A variety of materials can be used in the TPP 3D printing, but vary depending on application. For example, a photoresin for optical elements would vary greatly from a biofabrication resin for tissue engineering.

Printer manufacturers usually offer a set of materials for which they supply machine-specific parameters, so that users need to do as little as possible trial and error work tuning in the right parameters like print speed, laser power, etc.

You’re not limited to the manufactures offerings and researchers have come up with a wide variety of materials which offer specific: optical-, mechanic-, electric-, chemical- and magnetic properties.

Postprocessing TPP

After printing, the build plate is removed from the printer and depending on the material one or more solvents (e.g. isopropanol or acetone) are used sequentially to wash off the residual uncured resin. To ensure that all of the resin is fully cured, the print may additionally be heat treated on a hot plate at around 70 °C or subjected to a UV treatment.

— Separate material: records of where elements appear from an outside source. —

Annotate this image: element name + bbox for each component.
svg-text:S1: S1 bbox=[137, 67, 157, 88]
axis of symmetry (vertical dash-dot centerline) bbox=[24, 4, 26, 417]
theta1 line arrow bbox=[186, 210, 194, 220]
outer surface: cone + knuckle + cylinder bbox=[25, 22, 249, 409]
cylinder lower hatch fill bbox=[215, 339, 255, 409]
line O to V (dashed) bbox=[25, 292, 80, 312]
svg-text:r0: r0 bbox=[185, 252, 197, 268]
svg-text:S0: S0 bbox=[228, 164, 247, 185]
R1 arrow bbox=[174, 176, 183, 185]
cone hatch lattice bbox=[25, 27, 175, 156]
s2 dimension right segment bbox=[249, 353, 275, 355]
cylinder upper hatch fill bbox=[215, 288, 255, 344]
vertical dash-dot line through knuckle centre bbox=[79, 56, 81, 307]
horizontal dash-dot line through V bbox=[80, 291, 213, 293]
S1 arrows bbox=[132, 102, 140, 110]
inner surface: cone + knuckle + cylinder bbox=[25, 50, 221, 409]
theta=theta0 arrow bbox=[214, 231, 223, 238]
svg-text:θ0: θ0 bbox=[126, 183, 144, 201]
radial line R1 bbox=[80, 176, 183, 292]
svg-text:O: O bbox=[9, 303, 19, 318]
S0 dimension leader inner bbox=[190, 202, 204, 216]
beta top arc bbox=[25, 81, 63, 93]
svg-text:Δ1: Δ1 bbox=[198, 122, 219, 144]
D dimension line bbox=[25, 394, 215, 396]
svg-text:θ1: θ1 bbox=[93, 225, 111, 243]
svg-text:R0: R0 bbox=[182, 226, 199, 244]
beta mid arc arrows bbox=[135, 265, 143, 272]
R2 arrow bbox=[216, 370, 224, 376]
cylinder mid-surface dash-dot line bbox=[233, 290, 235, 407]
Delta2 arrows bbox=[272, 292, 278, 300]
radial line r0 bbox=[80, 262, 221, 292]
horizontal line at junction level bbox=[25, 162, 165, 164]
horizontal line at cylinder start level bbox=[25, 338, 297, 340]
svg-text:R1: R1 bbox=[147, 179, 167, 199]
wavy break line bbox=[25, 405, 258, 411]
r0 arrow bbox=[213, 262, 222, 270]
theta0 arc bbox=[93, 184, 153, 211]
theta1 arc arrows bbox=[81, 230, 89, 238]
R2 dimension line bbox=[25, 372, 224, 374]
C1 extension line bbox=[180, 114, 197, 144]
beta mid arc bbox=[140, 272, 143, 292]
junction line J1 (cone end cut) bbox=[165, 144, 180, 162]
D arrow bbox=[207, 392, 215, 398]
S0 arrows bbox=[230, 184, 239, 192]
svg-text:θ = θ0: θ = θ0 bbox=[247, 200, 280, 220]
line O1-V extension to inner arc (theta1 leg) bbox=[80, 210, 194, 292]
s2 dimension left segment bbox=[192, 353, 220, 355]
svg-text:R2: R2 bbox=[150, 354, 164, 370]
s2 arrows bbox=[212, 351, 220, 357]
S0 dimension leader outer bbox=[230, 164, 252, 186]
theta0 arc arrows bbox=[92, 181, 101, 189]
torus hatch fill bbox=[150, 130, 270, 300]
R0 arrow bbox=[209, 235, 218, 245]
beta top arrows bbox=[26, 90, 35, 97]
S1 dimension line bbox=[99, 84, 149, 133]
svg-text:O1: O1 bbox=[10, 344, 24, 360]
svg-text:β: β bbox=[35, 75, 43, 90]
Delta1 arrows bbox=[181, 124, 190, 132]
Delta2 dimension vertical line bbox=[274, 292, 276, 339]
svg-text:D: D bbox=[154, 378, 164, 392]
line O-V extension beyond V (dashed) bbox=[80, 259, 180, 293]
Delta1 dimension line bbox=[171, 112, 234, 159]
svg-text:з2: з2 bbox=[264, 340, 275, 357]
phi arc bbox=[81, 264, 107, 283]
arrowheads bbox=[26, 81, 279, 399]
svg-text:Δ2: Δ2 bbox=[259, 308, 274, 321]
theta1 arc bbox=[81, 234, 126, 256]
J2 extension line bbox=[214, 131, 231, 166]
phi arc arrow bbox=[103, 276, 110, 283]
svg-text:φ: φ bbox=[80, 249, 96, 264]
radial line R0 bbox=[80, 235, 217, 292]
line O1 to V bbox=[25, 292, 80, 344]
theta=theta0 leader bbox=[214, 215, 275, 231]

The TPP 3D printing process is a relative newcomer compared to other additive manufacturing methods. Research on the matter started appearing around the 1980s and the basics physics fundamental to the process were only established in the early 1900s.

At the Institute for Control Engineering of Machine Tools and Manufacturing Units (ISW) of the University Stuttgart in Germany, where I work, one area of research focuses on additive manufacturing processes.

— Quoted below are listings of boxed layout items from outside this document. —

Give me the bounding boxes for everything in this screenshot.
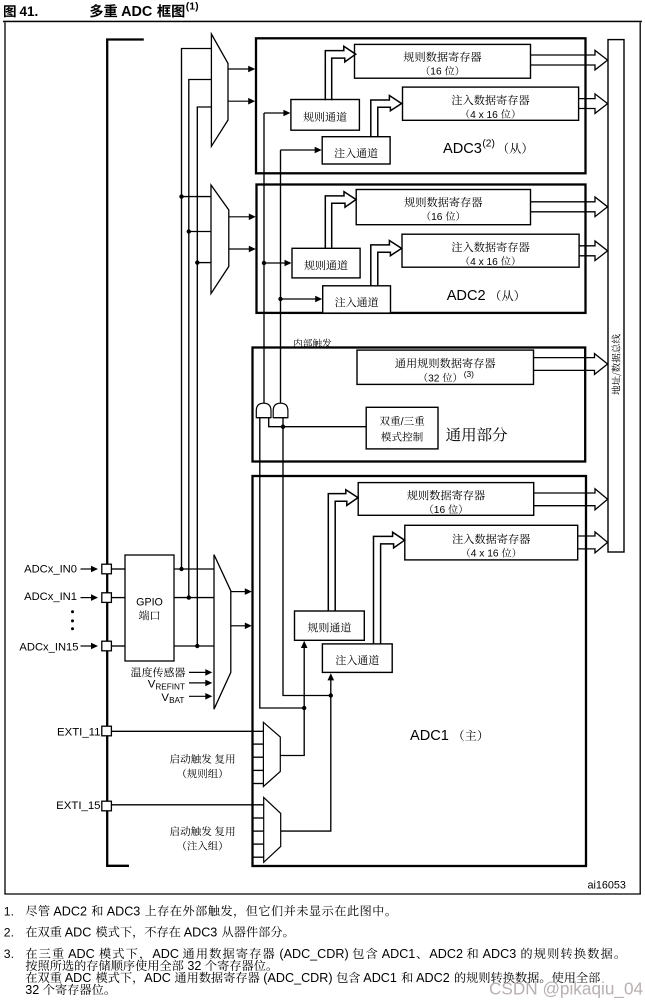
wire mux2 branch 2 [189, 231, 211, 233]
wire feeder A (to mux1 in1, down to GPIO line1) [182, 49, 212, 570]
title 图 41. 多重 ADC 框图(1) [4, 1, 199, 21]
svg-text:REFINT: REFINT [155, 683, 185, 692]
GPIO text [136, 597, 163, 621]
svg-text:1.: 1. [4, 904, 14, 918]
wire GPIO out 2 to mux3 [174, 597, 214, 599]
ADC1 regular channel box [295, 611, 365, 640]
svg-text:ADC1: ADC1 [379, 947, 415, 961]
svg-text:EXTI_11: EXTI_11 [57, 726, 100, 738]
outer frame right [639, 22, 641, 894]
ADC2 regular elbow arrow [325, 192, 356, 249]
pin square ADCx_IN1 [102, 593, 112, 603]
ADC3 regular elbow arrow [325, 46, 355, 100]
title rule [3, 21, 642, 23]
svg-text:ADC2: ADC2 [51, 904, 91, 918]
svg-text:2.: 2. [4, 925, 14, 939]
footnote 2 [4, 925, 287, 939]
bus label 地址/数据总线 [612, 334, 622, 394]
svg-text:(2): (2) [482, 139, 494, 150]
ADC2 injected data register box [402, 234, 579, 267]
pin square ADCx_IN0 [102, 564, 112, 574]
wire ADC2 regular trigger branch [262, 260, 292, 267]
svg-text:ADCx_IN0: ADCx_IN0 [24, 564, 77, 576]
label 温度传感器 [131, 667, 212, 677]
ADC3 regular->bus wide arrow [531, 50, 608, 70]
ADC2 injected channel box [323, 286, 391, 313]
GPIO port box [125, 555, 174, 661]
label ADCx_IN15 [19, 641, 98, 653]
wire dome1 output down to ADC1 [260, 418, 304, 708]
svg-text:CSDN @pikaqiu_04: CSDN @pikaqiu_04 [489, 979, 644, 999]
svg-text:ADC3: ADC3 [104, 904, 144, 918]
svg-text:41.: 41. [20, 4, 39, 19]
ADC1 injected channel text [336, 655, 379, 665]
ADC3 label [443, 139, 526, 157]
svg-text:32: 32 [428, 373, 442, 384]
label EXTI_11 [57, 726, 100, 738]
footnote 1 [4, 904, 389, 918]
ADC2 regular channel text [304, 260, 347, 270]
svg-text:ADC3: ADC3 [181, 925, 221, 939]
svg-text:EXTI_15: EXTI_15 [56, 800, 100, 812]
svg-text:/: / [401, 416, 404, 428]
wire pin IN15 to GPIO [111, 645, 125, 647]
ADC1 label [410, 728, 481, 744]
OR gate dome 1 (regular trigger merge) [256, 403, 271, 418]
svg-text:ADC1: ADC1 [361, 971, 401, 985]
junction dot regular trigger [302, 706, 306, 710]
common register text [395, 358, 495, 385]
common regular data register box [357, 350, 534, 384]
ADC2 injected channel text [335, 297, 378, 307]
wire mux2 branch 1 [182, 196, 212, 198]
svg-text:(ADC_CDR): (ADC_CDR) [276, 947, 352, 961]
wire GPIO out 1 to mux3 [174, 568, 214, 570]
wire mux2 branch 3 [197, 262, 211, 264]
footnote 3 line 4 [25, 983, 108, 997]
pin square EXTI_15 [102, 801, 112, 811]
wire EXTI_15 [111, 804, 264, 806]
wire internal trigger B (injected) [281, 147, 322, 405]
injected trigger mux input ticks [252, 818, 264, 857]
mux M3 (ADC1 input mux) [214, 555, 231, 710]
label ai16053 [588, 879, 626, 891]
footnote 3 line 1 [4, 947, 618, 961]
ellipsis dots [71, 610, 74, 630]
outer frame bottom [4, 893, 640, 895]
label EXTI_15 [56, 800, 100, 812]
ADC2 regular data register box [356, 190, 530, 225]
regular trigger mux input ticks [252, 744, 264, 783]
ADC1 injected elbow arrow [374, 532, 405, 644]
ADC3 injected channel box [322, 137, 390, 164]
ADC1 injected->bus wide arrow [578, 532, 608, 553]
ADC3 regular channel box [291, 100, 360, 131]
ADC3 inj register text [452, 95, 530, 121]
ADC2 injected elbow arrow [371, 241, 402, 287]
svg-text:ADC: ADC [144, 971, 174, 985]
svg-text:ADC2: ADC2 [429, 947, 466, 961]
address/data bus [608, 40, 624, 552]
ADC3 reg register text [404, 51, 482, 77]
pin square ADCx_IN15 [102, 641, 112, 651]
svg-text:4 x 16: 4 x 16 [470, 110, 501, 121]
svg-text:4 x 16: 4 x 16 [471, 549, 502, 560]
ADC2 label [447, 288, 518, 304]
wire EXTI_11 [111, 730, 263, 732]
ADC3 injected channel text [335, 148, 378, 158]
ADC3 injected elbow arrow [371, 96, 402, 138]
ADC3 regular channel text [303, 112, 346, 122]
footnote 3 line 2 [26, 959, 270, 973]
label 启动触发复用（规则组） [170, 754, 235, 779]
ADC1 regular data register box [358, 483, 534, 516]
ADC2 regular channel box [292, 248, 360, 278]
svg-text:ADC2: ADC2 [413, 971, 453, 985]
svg-text:ADC3: ADC3 [443, 141, 482, 157]
svg-text:ADC2: ADC2 [447, 288, 486, 304]
wire pin IN0 to GPIO [111, 568, 125, 570]
label 启动触发复用（注入组） [170, 826, 235, 850]
ADC2 reg register text [404, 197, 482, 223]
label ADCx_IN0 [24, 564, 98, 576]
mux M1 (ADC3 input mux) [211, 34, 228, 146]
device boundary bracket [107, 40, 144, 866]
ADC2 injected->bus wide arrow [579, 241, 608, 261]
wire pin IN1 to GPIO [111, 597, 125, 599]
svg-text:GPIO: GPIO [136, 597, 163, 609]
ADC1 injected channel box [322, 644, 392, 673]
svg-text:ADC3: ADC3 [480, 947, 520, 961]
label 通用部分 [446, 427, 507, 441]
ADC3 injected data register box [403, 87, 579, 120]
ADC1 regular elbow arrow [328, 490, 358, 612]
watermark CSDN [489, 979, 644, 999]
label VBAT [161, 692, 212, 705]
ADC2 regular->bus wide arrow [531, 197, 608, 217]
block ADC1 box [253, 476, 587, 866]
ADC1 injected data register box [405, 525, 578, 560]
junction dot mode/dome2 [281, 425, 285, 429]
wire mode control to domes [269, 418, 367, 427]
label ADCx_IN1 [24, 591, 98, 603]
svg-text:16: 16 [430, 67, 444, 78]
dual/triple mode control box [366, 407, 438, 449]
outer frame left [4, 22, 6, 894]
ADC1 reg register text [407, 490, 485, 516]
mux M4 (regular group start trigger) [263, 722, 280, 786]
svg-text:(ADC_CDR): (ADC_CDR) [260, 971, 336, 985]
label 内部触发 [294, 339, 331, 348]
mux M1 output arrows [228, 66, 255, 105]
svg-text:32: 32 [184, 959, 205, 973]
svg-text:ai16053: ai16053 [588, 879, 626, 891]
svg-text:16: 16 [431, 212, 445, 223]
wire dome2 output down to ADC1 [283, 418, 331, 696]
svg-text:4 x 16: 4 x 16 [470, 257, 501, 268]
block ADC3 box [256, 38, 586, 173]
svg-text:(3): (3) [464, 369, 474, 379]
wire ADC2 injected trigger branch [278, 296, 322, 303]
common->bus wide arrow [534, 354, 608, 375]
svg-text:ADC: ADC [118, 4, 157, 20]
svg-text:16: 16 [434, 505, 448, 516]
ADC1 regular->bus wide arrow [534, 489, 608, 510]
block ADC2 box [257, 185, 586, 313]
mux M2 output arrows [229, 214, 256, 253]
svg-text:ADCx_IN1: ADCx_IN1 [24, 591, 77, 603]
ADC2 inj register text [452, 242, 530, 268]
svg-text:32: 32 [25, 983, 43, 997]
wire injected trigger to ADC1 injected channel [281, 673, 334, 831]
svg-text:(1): (1) [186, 1, 199, 13]
svg-text:3.: 3. [4, 947, 14, 961]
svg-text:ADCx_IN15: ADCx_IN15 [19, 641, 78, 653]
wire regular trigger to ADC1 regular channel [280, 641, 307, 756]
mux M2 (ADC2 input mux) [211, 185, 229, 294]
ADC3 regular data register box [355, 44, 531, 78]
junction dots feeders [179, 194, 199, 648]
mux M3 output arrows [231, 588, 252, 629]
junction dot injected trigger [329, 693, 333, 697]
wire internal trigger A (regular) [264, 110, 290, 405]
mode control text [380, 416, 425, 442]
ADC3 injected->bus wide arrow [579, 94, 608, 114]
svg-text:ADC: ADC [65, 947, 98, 961]
footnote 3 line 3 [26, 971, 600, 985]
ADC1 regular channel text [308, 622, 351, 632]
svg-text:BAT: BAT [169, 696, 184, 705]
wire GPIO out 3 to mux3 [174, 645, 214, 647]
OR gate dome 2 (injected trigger merge) [273, 403, 288, 418]
pin square EXTI_11 [102, 726, 112, 736]
svg-text:ADC: ADC [152, 947, 182, 961]
mux M5 (injected group start trigger) [264, 797, 281, 862]
wire feeder B (to mux1 in2, down to GPIO line2) [189, 80, 212, 598]
svg-text:ADC: ADC [62, 971, 95, 985]
svg-text:ADC1: ADC1 [410, 728, 449, 744]
wire feeder C (to mux1 in3, down to GPIO line3) [197, 107, 211, 646]
block common part box [253, 348, 586, 462]
ADC1 inj register text [452, 534, 530, 560]
label VREFINT [148, 679, 213, 692]
svg-text:ADC: ADC [62, 925, 95, 939]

The TPP process is of special interest, and, in one of our current research projects, we’re exploring multi-axis (5D) capabilities within the TPP process as these have received almost no attention. For example, in the case of printing optical lenses, it is unknown how the properties of a lens are affected if one creates the lens by stacking vertical layers as opposed to printing spherical layers. A 5D printing process would also allow users to vertically print onto free-form surfaces and would thus enable further research on this topic. However, as such machines currently don’t exist it is of interest to create such printers.

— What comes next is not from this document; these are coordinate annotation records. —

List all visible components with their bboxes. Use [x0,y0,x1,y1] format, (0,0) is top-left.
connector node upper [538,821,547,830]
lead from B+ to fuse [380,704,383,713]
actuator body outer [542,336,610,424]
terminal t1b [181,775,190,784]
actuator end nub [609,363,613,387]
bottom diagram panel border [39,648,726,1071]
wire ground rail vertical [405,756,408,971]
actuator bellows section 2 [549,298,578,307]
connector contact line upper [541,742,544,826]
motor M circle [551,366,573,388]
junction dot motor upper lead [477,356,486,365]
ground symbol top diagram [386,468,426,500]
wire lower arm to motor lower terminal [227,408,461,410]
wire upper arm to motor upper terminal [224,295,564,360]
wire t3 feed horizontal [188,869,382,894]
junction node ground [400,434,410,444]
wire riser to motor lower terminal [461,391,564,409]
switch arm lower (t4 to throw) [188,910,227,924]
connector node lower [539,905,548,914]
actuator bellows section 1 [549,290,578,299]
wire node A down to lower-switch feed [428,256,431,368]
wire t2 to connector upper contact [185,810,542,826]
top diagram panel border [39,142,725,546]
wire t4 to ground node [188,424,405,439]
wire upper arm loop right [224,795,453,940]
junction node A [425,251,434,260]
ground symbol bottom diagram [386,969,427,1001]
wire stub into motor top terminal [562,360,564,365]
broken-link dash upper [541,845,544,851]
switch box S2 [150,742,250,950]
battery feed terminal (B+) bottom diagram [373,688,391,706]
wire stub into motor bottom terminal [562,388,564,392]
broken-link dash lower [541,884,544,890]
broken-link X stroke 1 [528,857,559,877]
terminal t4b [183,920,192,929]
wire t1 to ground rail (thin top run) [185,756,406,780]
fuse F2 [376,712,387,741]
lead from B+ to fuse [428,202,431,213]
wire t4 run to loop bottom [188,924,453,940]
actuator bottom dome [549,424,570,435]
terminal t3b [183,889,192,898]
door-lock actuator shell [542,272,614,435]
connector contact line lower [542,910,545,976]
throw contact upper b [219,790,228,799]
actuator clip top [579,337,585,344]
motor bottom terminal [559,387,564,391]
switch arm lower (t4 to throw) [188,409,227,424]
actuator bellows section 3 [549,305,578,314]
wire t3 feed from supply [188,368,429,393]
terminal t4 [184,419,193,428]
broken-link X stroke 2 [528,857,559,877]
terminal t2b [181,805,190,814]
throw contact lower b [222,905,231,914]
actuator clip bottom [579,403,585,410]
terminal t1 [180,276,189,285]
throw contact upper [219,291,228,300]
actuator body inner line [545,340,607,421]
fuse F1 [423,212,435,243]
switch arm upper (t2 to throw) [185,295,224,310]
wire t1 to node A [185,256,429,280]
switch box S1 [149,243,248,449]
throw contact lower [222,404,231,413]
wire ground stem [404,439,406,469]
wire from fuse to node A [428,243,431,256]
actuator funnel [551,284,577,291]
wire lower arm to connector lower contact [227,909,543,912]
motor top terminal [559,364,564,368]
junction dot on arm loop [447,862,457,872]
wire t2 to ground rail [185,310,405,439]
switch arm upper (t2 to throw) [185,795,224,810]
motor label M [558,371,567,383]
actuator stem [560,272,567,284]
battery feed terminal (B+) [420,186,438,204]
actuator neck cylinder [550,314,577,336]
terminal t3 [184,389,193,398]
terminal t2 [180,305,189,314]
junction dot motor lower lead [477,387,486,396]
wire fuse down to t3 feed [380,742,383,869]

The ISW’s specific research project is motivated by the previous capability of printing onto free form shapes. The basic idea behind the project is increasing the productivity of the TPP process while printing aspheric lenses. These lenses are particularly interesting because they can eliminate or minimize optical distortions normally present when using mass produced spherical lenses. To achieve this increase in productivity, cheap spherical lenses are to be used as the starting point of the print process. The desired aspheric contour is then printed onto the spherical lens. This reduces the required print time and material.

In this case, it is again interesting to examine how the optical properties of a such a lens are influenced by stacking voxels vertically relative to the build platform or by perpendicularly stacking these onto the spherical lens. Yet, printing on the glass lenses creates another necessity for the 5D printing process. When curing resin near the edge of the glass lens using the highly focused and thus conic laser beam, the beam will be refracted by the lens itself. This will impair the curing process. With a 5D printer one can simply tilt the lens and avoid refraction issues.

It is for these reasons why we are developing a 5D TPP print system. However, there are a couple of major challenges linked to this idea. One is that the position of the spherical lens blank has to be perfectly in line with the center of the to be printed aspheric contour. Second, the system has to be capable of nm precession, and third a TPP specific multi-axis slicing process has to be established to generate machine code which can take advantage of the 5D capabilities.

To help overcome these challenges, we are collaborating with the university of Stuttgart’s 4th Physical Institute, which has extensive experience in additive manufacturing micro optics. Our research is into TPP is ongoing and there’s no doubt you’ll be hearing more about 5D TPP and other TPP printers and applications in the future.